The Kenosha casino was supposedly dead a number of years ago after Governor Walker denied it, which was his right to do. But apparently casinos can rise from the dead, because the Kenosha casino through some very interesting maneuvers and machinations is doing just that. It’s far from a done deal, but it is moving through the process.
Casinos are not good for our state. There’s no other way to say it. When casinos come into communities, crime goes up, addictions to not just gambling, but to drugs and alcohol, increase; local businesses are run out of business, family break-down increases, and most often the promises made to the local community by the tribe never come fully to fruition. There’s no win-win at all. There’s a loser and a winner when it comes a new casino. The casino owners/operators win; the community loses.
Of course, the reason our state keeps pursuing these casino agreements is state government receives a percentage of the profits the casinos earn. Elected officials see that as “free money.” Unfortunately, it’s not free; it comes from citizens who have succumbed to the siren song of gambling and have lost money.
Studies have frequently shown that problem gambling increases in proximity to a casino. In other words, the closer one lives to a casino, the greater the likelihood of developing a gambling problem. Two new casinos will make the numbers I mentioned earlier even worse.

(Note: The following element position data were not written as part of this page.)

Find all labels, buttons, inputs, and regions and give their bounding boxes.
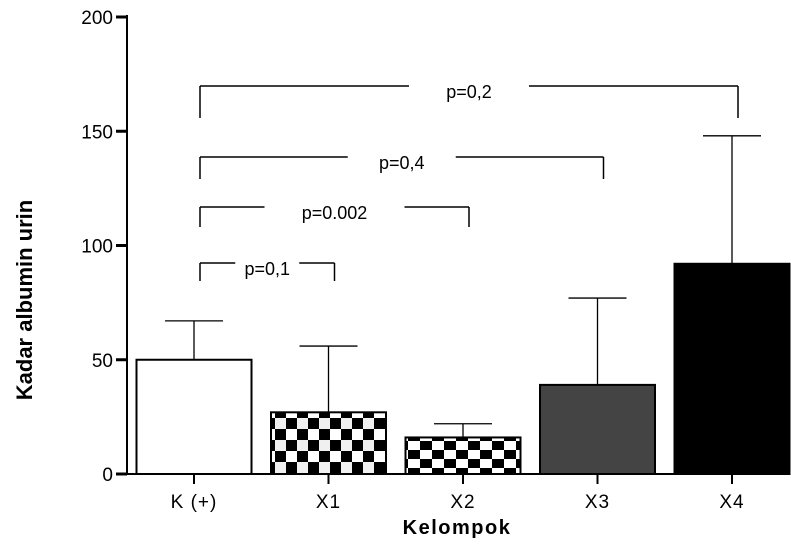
significance-bracket: p=0,2 <box>199 82 739 118</box>
bar <box>673 262 791 475</box>
y-tick-label: 200 <box>81 8 113 29</box>
y-tick-label: 150 <box>81 122 113 143</box>
x-tick-label: X2 <box>450 492 475 513</box>
y-axis-label: Kadar albumin urin <box>12 200 37 400</box>
bar <box>404 436 522 476</box>
x-tick-label: X1 <box>316 492 341 513</box>
x-tick-label: X3 <box>585 492 610 513</box>
x-axis-label: Kelompok <box>403 517 512 539</box>
y-tick-label: 50 <box>92 351 113 372</box>
x-tick-label: K (+) <box>171 492 218 513</box>
significance-bracket: p=0.002 <box>199 203 470 227</box>
significance-bracket: p=0,1 <box>199 259 336 281</box>
bar <box>135 358 253 475</box>
plot-area: 0 50 100 150 200 K (+) X1 X2 X3 X4 p=0,1 p=0.002 p=0… <box>81 8 791 513</box>
p-value-label: p=0,1 <box>244 259 290 279</box>
y-tick-label: 100 <box>81 237 113 258</box>
bar <box>270 411 387 475</box>
bar <box>539 383 656 476</box>
x-tick-label: X4 <box>719 492 744 513</box>
y-tick-label: 0 <box>102 465 113 486</box>
p-value-label: p=0,4 <box>379 153 425 173</box>
p-value-label: p=0.002 <box>302 203 368 223</box>
significance-bracket: p=0,4 <box>199 153 605 179</box>
p-value-label: p=0,2 <box>446 82 492 102</box>
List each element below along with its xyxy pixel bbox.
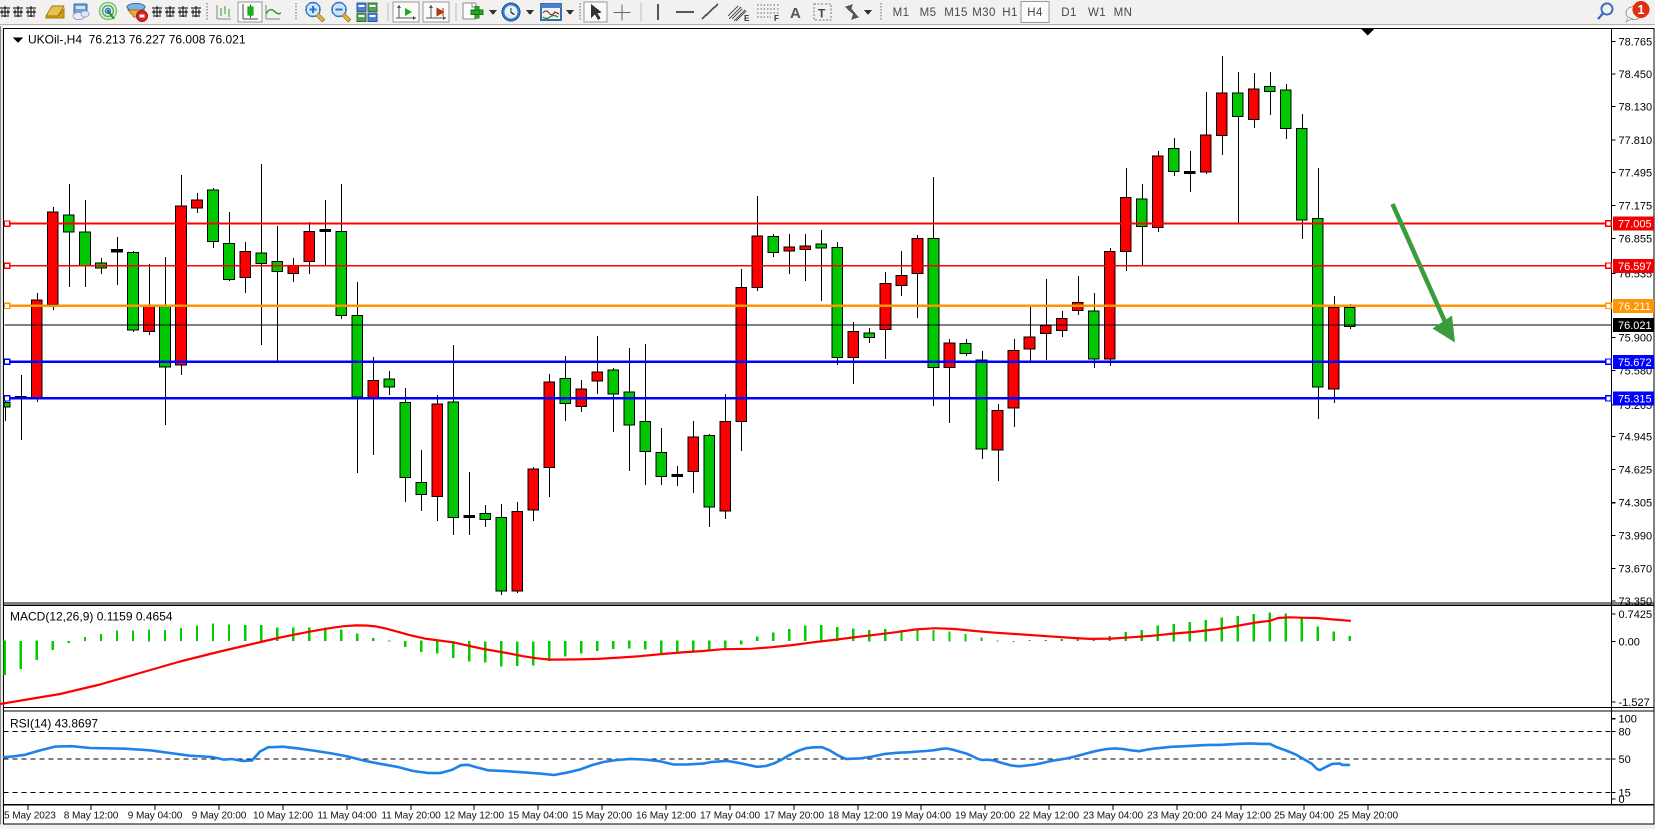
svg-text:18 May 12:00: 18 May 12:00: [828, 811, 888, 822]
svg-text:9 May 04:00: 9 May 04:00: [128, 811, 183, 822]
svg-text:H4: H4: [1027, 7, 1043, 19]
svg-text:74.625: 74.625: [1619, 465, 1653, 477]
svg-text:75.315: 75.315: [1618, 393, 1652, 405]
svg-text:77.495: 77.495: [1619, 167, 1653, 179]
svg-text:MACD(12,26,9) 0.1159 0.4654: MACD(12,26,9) 0.1159 0.4654: [10, 610, 173, 624]
svg-text:T: T: [818, 7, 826, 21]
svg-text:F: F: [774, 14, 779, 23]
svg-text:75.900: 75.900: [1619, 333, 1653, 345]
svg-text:-1.527: -1.527: [1619, 697, 1650, 709]
svg-text:17 May 04:00: 17 May 04:00: [700, 811, 760, 822]
svg-text:M15: M15: [944, 7, 968, 19]
svg-text:11 May 04:00: 11 May 04:00: [317, 811, 377, 822]
svg-text:50: 50: [1619, 754, 1631, 766]
svg-text:73.990: 73.990: [1619, 530, 1653, 542]
svg-text:1: 1: [1638, 3, 1645, 17]
svg-text:76.211: 76.211: [1618, 301, 1651, 313]
svg-text:76.021: 76.021: [1618, 320, 1652, 332]
svg-text:15 May 20:00: 15 May 20:00: [572, 811, 632, 822]
svg-text:0.7425: 0.7425: [1619, 609, 1653, 621]
svg-text:RSI(14) 43.8697: RSI(14) 43.8697: [10, 717, 98, 731]
svg-text:24 May 12:00: 24 May 12:00: [1211, 811, 1271, 822]
svg-text:M1: M1: [893, 7, 910, 19]
svg-text:16 May 12:00: 16 May 12:00: [636, 811, 696, 822]
svg-text:15 May 04:00: 15 May 04:00: [508, 811, 568, 822]
svg-text:W1: W1: [1088, 7, 1106, 19]
svg-text:23 May 04:00: 23 May 04:00: [1083, 811, 1143, 822]
svg-text:9 May 20:00: 9 May 20:00: [192, 811, 247, 822]
svg-text:17 May 20:00: 17 May 20:00: [764, 811, 824, 822]
svg-text:5 May 2023: 5 May 2023: [4, 811, 56, 822]
svg-text:E: E: [744, 14, 750, 23]
svg-text:76.597: 76.597: [1618, 261, 1652, 273]
svg-text:19 May 20:00: 19 May 20:00: [955, 811, 1015, 822]
svg-text:73.670: 73.670: [1619, 563, 1653, 575]
svg-text:8 May 12:00: 8 May 12:00: [64, 811, 119, 822]
svg-text:10 May 12:00: 10 May 12:00: [253, 811, 313, 822]
svg-text:100: 100: [1619, 714, 1637, 726]
svg-text:77.175: 77.175: [1619, 201, 1653, 213]
svg-text:76.855: 76.855: [1619, 234, 1653, 246]
svg-text:0: 0: [1619, 794, 1625, 806]
svg-text:19 May 04:00: 19 May 04:00: [891, 811, 951, 822]
svg-text:77.810: 77.810: [1619, 135, 1653, 147]
svg-text:0.00: 0.00: [1619, 636, 1640, 648]
svg-text:75.672: 75.672: [1618, 357, 1652, 369]
svg-text:74.945: 74.945: [1619, 431, 1653, 443]
svg-text:25 May 20:00: 25 May 20:00: [1338, 811, 1398, 822]
svg-text:M5: M5: [920, 7, 937, 19]
svg-text:MN: MN: [1114, 7, 1133, 19]
svg-text:77.005: 77.005: [1618, 219, 1652, 231]
svg-text:78.450: 78.450: [1619, 69, 1653, 81]
svg-text:15: 15: [1619, 787, 1631, 799]
svg-text:M30: M30: [972, 7, 996, 19]
svg-text:11 May 20:00: 11 May 20:00: [381, 811, 441, 822]
svg-text:78.130: 78.130: [1619, 102, 1653, 114]
svg-text:78.765: 78.765: [1619, 37, 1653, 49]
svg-text:23 May 20:00: 23 May 20:00: [1147, 811, 1207, 822]
svg-text:74.305: 74.305: [1619, 498, 1653, 510]
svg-text:A: A: [790, 5, 801, 22]
svg-text:80: 80: [1619, 727, 1631, 739]
svg-text:D1: D1: [1061, 7, 1077, 19]
svg-text:22 May 12:00: 22 May 12:00: [1019, 811, 1079, 822]
svg-text:25 May 04:00: 25 May 04:00: [1274, 811, 1334, 822]
svg-text:H1: H1: [1002, 7, 1018, 19]
svg-text:73.350: 73.350: [1619, 596, 1653, 608]
svg-text:UKOil-,H4 76.213 76.227 76.00: UKOil-,H4 76.213 76.227 76.008 76.021: [28, 33, 246, 47]
svg-text:12 May 12:00: 12 May 12:00: [444, 811, 504, 822]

Organizationally, Wisconsin Family Council opposes the expansion of gambling because of gambling’s impact on families. Citing the Wisconsin Council on Problem Gambling again, problem gambling negatively affects families by creating financial crises, manipulation for loans, lying, mental health issues, physical health issues, self-esteem problems, role imbalance such as children taking care of parents, and verbal and physical abuse.
What gets lost when a family member has a gambling problem is trust, respect, employment, financial security, and reputation, all of which destroys marriages and families.
Strong families are the foundation of our state. Policies and decisions that weaken this institution eventually weaken our state. While people don’t like to admit it, our state is only as strong as its families. Families suffering from problem gambling are fragile at best, and too often become so frail that they disintegrate. The ramifications of this disintegration go far beyond that individual family.
Wisconsin already has a gambling problem. We should not be doing anything that will make problem worse. For sure we don’t need any more casinos. Gambling is pretty much a zero-sum enterprise—the house wins; the gambler loses. That’s how it is designed to be. No level of government should be promoting anything that harms families and that requires its citizens to lose in order for the state to win.
This is Julaine Appling for Wisconsin Family Council reminding you the prophet Hosea said, “My people are destroyed for lack of knowledge.”